(Not So) Funny People

Adam Sandler and Judd Apatow Attempt to Yuck It Up Again.

There’s so much that’s so disarmingly good and sharp about Funny People that you wish the whole movie were better put together, that it wasn’t so much of a shambles. I’ve seen the film twice, and both times exactly halfway into its two-and-a-half-hour running time I have felt the cabin shudder and noticed tiny fissures forming in the fuselage. That’s about the point in the movie where George goes in for a checkup and learns that the experimental drugs he’s been taking seem to be working and that he may not be dying after all. “Get back to your life,” the doctor intones, and the rest of Funny People is about George’s dawning realization that he doesn’t much like the life he had before, socializing with celebrity pseudo-friends (cue raft of cameos from Sarah Silverman, Eminem, et al.) and perambulating his giant, Xanadu-like mansion, surrounded by mountains of useless swag. So he decides to reconnect with his ex-girlfriend Laura (Leslie Mann, the real-life Mrs. Apatow), whom he cheated on 12 years ago and who now has a new life with a businessman husband (Eric Bana) and two young daughters (played by Apatow’s own kids, Maude and Iris).

It’s hard enough for a movie to withstand the introduction of a whole set of major characters past the point when most movies are wrapping things up, and it’s even harder when those characters feel so incongruous to everything that has come before. On the one hand, Laura and her brood should seem incongruous to George and his solitary life, but the feeling is one of a different, unintentional mismatch. When George and Laura have their first big scene together, it doesn’t feel like these two people have a shared history together, even less so in Mann’s scenes with Bana. When Laura tells George that her husband cheats on her, there’s no weight behind the line, and it’s the line that’s the problem more so than the delivery.

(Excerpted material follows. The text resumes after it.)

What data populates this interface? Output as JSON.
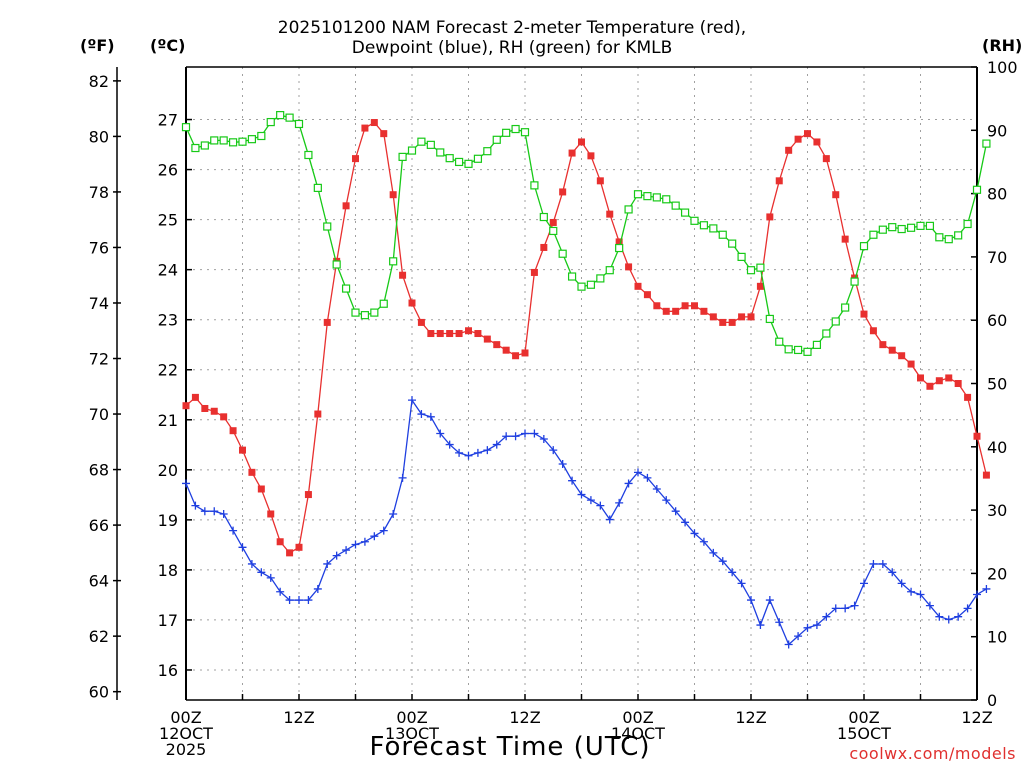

Apatow has been accused of not writing good parts for women — unfairly, I think, because Catherine Keener’s role in The 40-Year-Old Virgin was that rare, smart and sexy role for a woman over 40 in a major Hollywood movie. But here the accusation sticks because Laura’s inner life hasn’t been thought out nearly as well as those of George, Ira and all the other guy parts. (Mann actually had a much better version of this same role in Knocked Up.) By the end, the character becomes a cog in a series of third-act plot machinations that feel horribly contrived by Apatow’s standard and which betray the organic feel of the earlier scenes. Never did I believe that this woman would, for so much as a second, entertain the idea of divorcing her husband and uprooting her children to run off with her long-lost love, and in a movie where this possibility is the basis of the entire third act, that’s a big thing not to believe.

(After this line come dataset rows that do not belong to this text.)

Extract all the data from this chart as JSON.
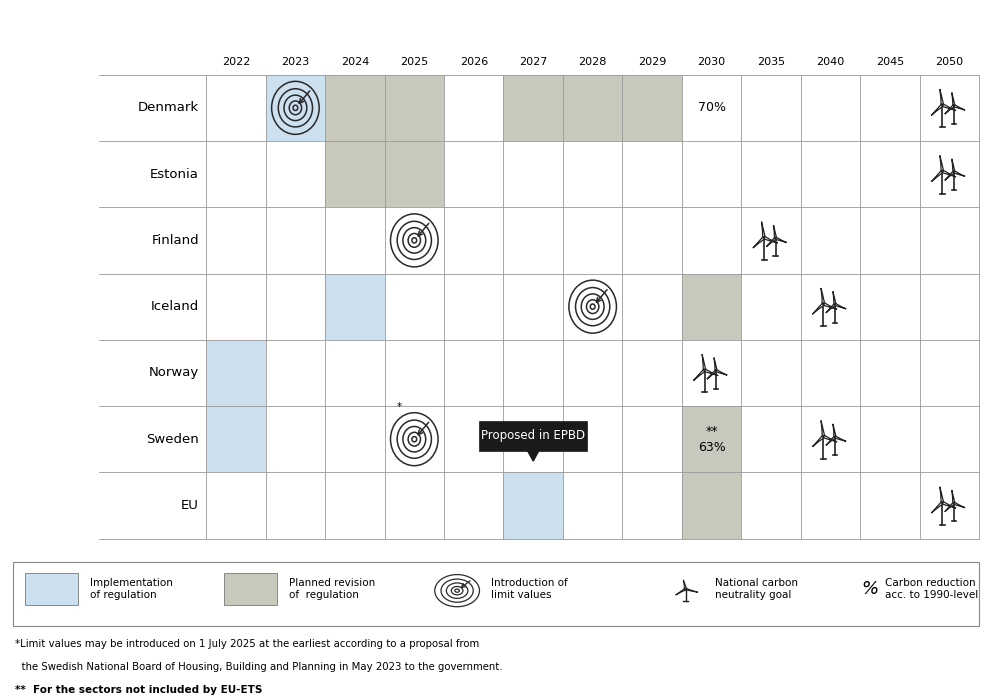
{
  "years": [
    2022,
    2023,
    2024,
    2025,
    2026,
    2027,
    2028,
    2029,
    2030,
    2035,
    2040,
    2045,
    2050
  ],
  "countries": [
    "Denmark",
    "Estonia",
    "Finland",
    "Iceland",
    "Norway",
    "Sweden",
    "EU"
  ],
  "blue_color": "#cce0f0",
  "gray_color": "#c8c8bc",
  "bg_color": "#ffffff",
  "grid_line_color": "#999999",
  "blue_cells": [
    [
      "Denmark",
      2023
    ],
    [
      "Norway",
      2022
    ],
    [
      "Sweden",
      2022
    ],
    [
      "Iceland",
      2024
    ],
    [
      "EU",
      2027
    ]
  ],
  "gray_cells": [
    [
      "Denmark",
      2024
    ],
    [
      "Denmark",
      2025
    ],
    [
      "Denmark",
      2027
    ],
    [
      "Denmark",
      2028
    ],
    [
      "Denmark",
      2029
    ],
    [
      "Estonia",
      2024
    ],
    [
      "Estonia",
      2025
    ],
    [
      "Iceland",
      2030
    ],
    [
      "Sweden",
      2030
    ],
    [
      "EU",
      2030
    ]
  ],
  "target_icons": [
    {
      "country": "Denmark",
      "year": 2023,
      "prefix": ""
    },
    {
      "country": "Finland",
      "year": 2025,
      "prefix": ""
    },
    {
      "country": "Iceland",
      "year": 2028,
      "prefix": ""
    },
    {
      "country": "Sweden",
      "year": 2025,
      "prefix": "*"
    }
  ],
  "wind_icons": [
    {
      "country": "Denmark",
      "year": 2050,
      "n": 2
    },
    {
      "country": "Estonia",
      "year": 2050,
      "n": 2
    },
    {
      "country": "Finland",
      "year": 2035,
      "n": 2
    },
    {
      "country": "Iceland",
      "year": 2040,
      "n": 2
    },
    {
      "country": "Norway",
      "year": 2030,
      "n": 2
    },
    {
      "country": "Sweden",
      "year": 2040,
      "n": 2
    },
    {
      "country": "EU",
      "year": 2050,
      "n": 2
    }
  ],
  "percent_labels": [
    {
      "country": "Denmark",
      "year": 2030,
      "text": "70%"
    },
    {
      "country": "Sweden",
      "year": 2030,
      "text": "**\n63%"
    }
  ],
  "epbd_annotation": {
    "country": "Sweden",
    "year": 2027,
    "text": "Proposed in EPBD"
  },
  "footnote1": "*Limit values may be introduced on 1 July 2025 at the earliest according to a proposal from",
  "footnote1b": "  the Swedish National Board of Housing, Building and Planning in May 2023 to the government.",
  "footnote2": "**  For the sectors not included by EU-ETS"
}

Apatow’s obvious model here is Terms of Endearment and Broadcast News director James L. Brooks, who gets a thanks in the end credits and who, prior to the arrival of Apatow himself, was the industry’s highest-profile purveyor of intelligent, personal, character-driven comedies. For my money, this is a case where the student, Apatow, long ago surpassed the “master,” Brooks, whose visual style is even cruder than Apatow’s and whose last two films (As Good as It Gets and Spanglish) were as phony through and through as Funny People is in its lesser moments. But where Apatow falls short of Brooks is in his desire to redeem all his characters, to forgive even the worst behavior and to send everyone — onscreen and in the audience — home, happy. A movie that strives to convey the depth of feeling and the range of emotion that Funny People so clearly does badly needs at least one moment of selfishness or cruelty comparable to the fake tears of William Hurt’s reporter in Broadcast News, or the betrayal of Nick Nolte’s over-the-hill film star by a bubbly young assistant in I’ll Do Anything. Apatow has plenty of opportunities, but the closest he comes — a scene in which George callously checks his cell phone while Laura is held tearfully rapt by a family home video — makes only a softball impact (though it might have made a bigger one if we felt there was more at stake for the characters). For a movie with countless dick jokes and in which the final clearly audible word of dialogue is “balls,” you wish that Apatow’s own cojones were a wee bit bigger.

Even Sandler can’t fully make the second half work, though it’s not for lack of trying. His performance here is, in many ways, the one I think those of us who like Sandler, who believe he’s a major figure in American pop culture, have been waiting for him to give. He was excellent a few years ago as the combustible warehouse manager of Paul Thomas Anderson’s Punch-Drunk Love, but his work here is different because it cuts even closer to Sandler’s essence as a performer, the closest any movie character he’s played has come to the mix of working-class affability, Jewish neuroses, emasculated rage and infantilism he projects in his standup and comedy albums. It’s a beautifully open, lucid piece of work.